At the outset, Chandu (Balakrishna) is a middleclass man employed at a supermarket but he is hiding a secret and there's another world where people fear even the mention of his name. Why is he living in hiding?
Over the years, and especially after a spate of films like Simha, Legend and Lion, there's one thing we have understood about a Balakrishna film. It's not incomplete without a checklist. Before talking about how the film is, it is absolutely necessary to mark these off.
Hero is initially the simple man who has a secret. Check. Hence a flashback. Check. Where he is the almighty. Check. He has to tell people in some form or the other that they won't have their next birthday (as in, he threatens to kill: chachipotav!). Check. He'll dance with at least two girls (in this there are four). Check. Well, that's how you switch on the Balakrishna mode and then all you have got to do is watch the film with an open mind.
Being true to that checklist, Dictator takes you into the life of Chandra Sekhar Dharma alias Chandu (Balakrishna) who is leading a very simple life as an employee of a supermarket. When an acquaintance (Sonal Chauhan) is in trouble, he intervenes and things take a surprising turn taking us into another life that defined his past.
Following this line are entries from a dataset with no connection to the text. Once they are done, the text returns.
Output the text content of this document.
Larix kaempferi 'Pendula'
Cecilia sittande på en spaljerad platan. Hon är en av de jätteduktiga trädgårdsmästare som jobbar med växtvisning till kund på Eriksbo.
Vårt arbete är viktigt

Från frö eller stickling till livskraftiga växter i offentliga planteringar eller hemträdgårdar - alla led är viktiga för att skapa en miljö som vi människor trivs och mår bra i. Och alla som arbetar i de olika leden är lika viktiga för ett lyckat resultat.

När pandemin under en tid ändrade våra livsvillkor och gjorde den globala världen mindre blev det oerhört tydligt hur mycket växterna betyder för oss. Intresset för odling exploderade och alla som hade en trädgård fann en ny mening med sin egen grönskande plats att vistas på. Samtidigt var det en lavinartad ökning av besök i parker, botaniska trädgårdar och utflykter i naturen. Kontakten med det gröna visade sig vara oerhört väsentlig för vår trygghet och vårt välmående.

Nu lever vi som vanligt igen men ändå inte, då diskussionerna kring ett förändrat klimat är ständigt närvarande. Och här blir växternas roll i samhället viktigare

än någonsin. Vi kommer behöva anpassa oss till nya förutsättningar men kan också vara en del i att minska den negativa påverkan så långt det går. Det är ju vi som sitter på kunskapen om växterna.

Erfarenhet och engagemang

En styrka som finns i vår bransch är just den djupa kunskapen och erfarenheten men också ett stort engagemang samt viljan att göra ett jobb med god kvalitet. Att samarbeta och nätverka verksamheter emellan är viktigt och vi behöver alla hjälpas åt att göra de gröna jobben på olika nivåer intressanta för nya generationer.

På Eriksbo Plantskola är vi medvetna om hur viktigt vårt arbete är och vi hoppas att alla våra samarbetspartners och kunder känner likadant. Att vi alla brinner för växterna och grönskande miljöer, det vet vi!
Three questions might arise as you watch the film. One, doesn't Balakrishna get bored of doing the same kind of roles again and again? Nope. Two, don't cine goers get bored of watching him do the same kind of films repeatedly? From the cheers in the cinema halls, evidently not! And does this formula still work? Surprisingly, yes.
The thing about Dictator is that it doesn't pretend to be a new story and is outright true to what it wants to do - entertain. It is a complete one man show where Balakrishna shines at every instance. From giving you his most dancing ever (Imagine him doing a moonwalk and singing 'What's up baby') to actually looking cute in the Tingo Tingo song, the actor is a surprise packet of fireworks waiting to explode in all its glory. Added to that is his dialogue delivery which is as effortless as ever. He is aided by some noteworthy performance by Anjali, Rati Agnihotri and Sonal Chauhan.
While director Sriwas does an impressive job of playing to the gallery, one would expect more in terms of innovation from him. Though he does give his own spin to the same old tale, it would be nice to watch him give us a new story especially with someone like Balayya, whose potential filmmakers have been channeling in only one direction for years now.
In the list of fails in this film would be the comedy which leaves you with little or no laughs at all. And then, the first half moves on to be very slow, though it is compensated by the pace of the latter part of the film. Even Sonal Chauhan who is seen in a very important chunk of the film is suddenly missing after the flashback episode and her story gets no logical end. For some reason, the villains (except Rati Agnihotri who is marvelous) have been asked to overact. As for logics, please remember it's a Balakrishna film you are watching!
'Nenu edi fix avvanu. Okka sari fix aite relax avvanu,' says Balakrishna in the film. Well, he doesn't relax really and give one of his best performances. This one may not go down as a milestone in his career but for his fans, this will certainly be the 'full plate meals' they desire.